Il est 18h30 ce samedi 04 octobre 2014. Des curieux ont pris d’assaut l’entrée du bâtiment abritant l’Institut français de Douala. Ils ont formé un cercle en pleine chaussée sur le boulevard de la Liberté, au quartier Akwa. Au centre de ce regroupement, quatre danseurs mobilisent les attentions. La musique accompagne les mouvements des adeptes de la danse contemporaine. D’autres gestuelles sont plus énergiques. Vingt minutes plus tard, les spectateurs, venus assister à la première édition de « La nuit blanche » au Cameroun, se dirigent vers la salle de spectacle. Ici, un groupe de 40 jeunes vêtus de noir, les accueille. Une lumière tamisée éclaire la scène. Une voix s’élève au milieu de tous. Les jeunes effectuent quelques pas de danse, puis débarrassent le plancher.

Place au painting show. Les spectateurs sont invités sur scène pour apporter du leur dans la finition de la toile. Tout ce foisonnement de couleurs chaudes et froides reflète l’incivisme, le désordre urbain et la prostitution qui caractérisent la ville de Douala. L’œuvre « collective » illustre d’une autre manière la vidéo intitulée « Regards urbains croisés» projetée pendant la performance. En arrière-scène, un conteur déclame. Ses messages appellent la jeunesse à une prise de conscience et au culte de l’effort. «Chacun doit choisir son chemin de croix», crie le conteur. Et voici la danse qui reprend droit de cité sur le podium. Cette fois-ci, la danse de rue est à l’honneur.
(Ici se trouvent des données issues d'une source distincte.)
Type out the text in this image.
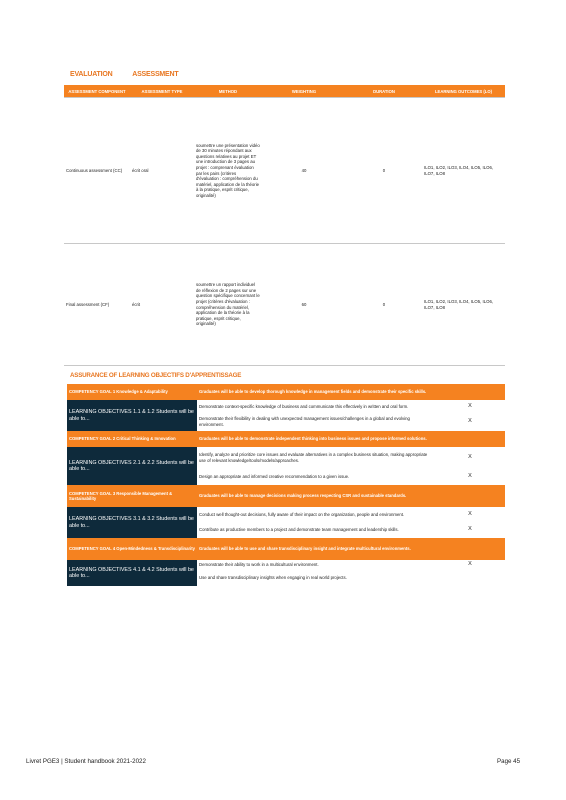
EVALUATION	ASSESSMENT
ASSESSMENT COMPONENT	ASSESSMENT TYPE	METHOD	WEIGHTING	DURATION	LEARNING OUTCOMES (LO)
Continuous assessment (CC)	écrit oral	soumettre une présentation vidéo de 30 minutes répondant aux questions relatives au projet ET une introduction de 3 pages au projet : comprenant évaluation par les pairs (critères d'évaluation : compréhension du matériel, application de la théorie à la pratique, esprit critique, originalité)	40	0	ILO1, ILO2, ILO3, ILO4, ILO5, ILO6, ILO7, ILO8
Final assessment (CF)	écrit	soumettre un rapport individuel de réflexion de 2 pages sur une question spécifique concernant le projet (critères d'évaluation : compréhension du matériel, application de la théorie à la pratique, esprit critique, originalité)	60	0	ILO1, ILO2, ILO3, ILO4, ILO5, ILO6, ILO7, ILO8
ASSURANCE OF LEARNING OBJECTIFS D'APPRENTISSAGE
COMPETENCY GOAL 1 Knowledge & Adaptability	Graduates will be able to develop thorough knowledge in management fields and demonstrate their specific skills.	
LEARNING OBJECTIVES 1.1 & 1.2 Students will be able to...	Demonstrate context-specific knowledge of business and communicate this effectively in written and oral form.	X
	Demonstrate their flexibility in dealing with unexpected management issues/challenges in a global and evolving environment.	X
COMPETENCY GOAL 2 Critical Thinking & Innovation	Graduates will be able to demonstrate independent thinking into business issues and propose informed solutions.	
LEARNING OBJECTIVES 2.1 & 2.2 Students will be able to...	Identify, analyze and prioritize core issues and evaluate alternatives in a complex business situation, making appropriate use of relevant knowledge/tools/models/approaches.	X
	Design an appropriate and informed creative recommendation to a given issue.	X
COMPETENCY GOAL 3 Responsible Management & Sustainability	Graduates will be able to manage decisions making process respecting CSR and sustainable standards.	
LEARNING OBJECTIVES 3.1 & 3.2 Students will be able to...	Conduct well thought-out decisions, fully aware of their impact on the organization, people and environment.	X
	Contribute as productive members to a project and demonstrate team management and leadership skills.	X
COMPETENCY GOAL 4 Open-Mindedness & Transdisciplinarity	Graduates will be able to use and share transdisciplinary insight and integrate multicultural environments.	
LEARNING OBJECTIVES 4.1 & 4.2 Students will be able to...	Demonstrate their ability to work in a multicultural environment.	X
	Use and share transdisciplinary insights when engaging in real world projects.	
Livret PGE3 | Student handbook 2021-2022	Page 45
Le Crew constitué de quatre danseurs, dont une jeune fille, exécutent différentes chorégraphies. Elles empruntent au Break dance, à la Tectonique, au Juste debout et au Rock’n Roll. La mise en scène illustre la vie du ghetto avec ses brigands, ses filles de joie, ses coins chauds.     

Autre arrêt, la médiathèque de l’Institut français. Des clowns en spectacle arrachent du sourire aux tout-petits et égayent les adultes. En montant les escaliers, on rencontre le plasticien Stéphane Eloundou en pleine création devant une toile. Une vingtaine d’autres projets meuble la visite guidée dans les bureaux du Campus France, du café de France, entre autres lieux. « La nuit blanche » s’achève autour de minuit. Et le prochain rendez-vous, désormais annuel au Cameroun, est pris pour 2015.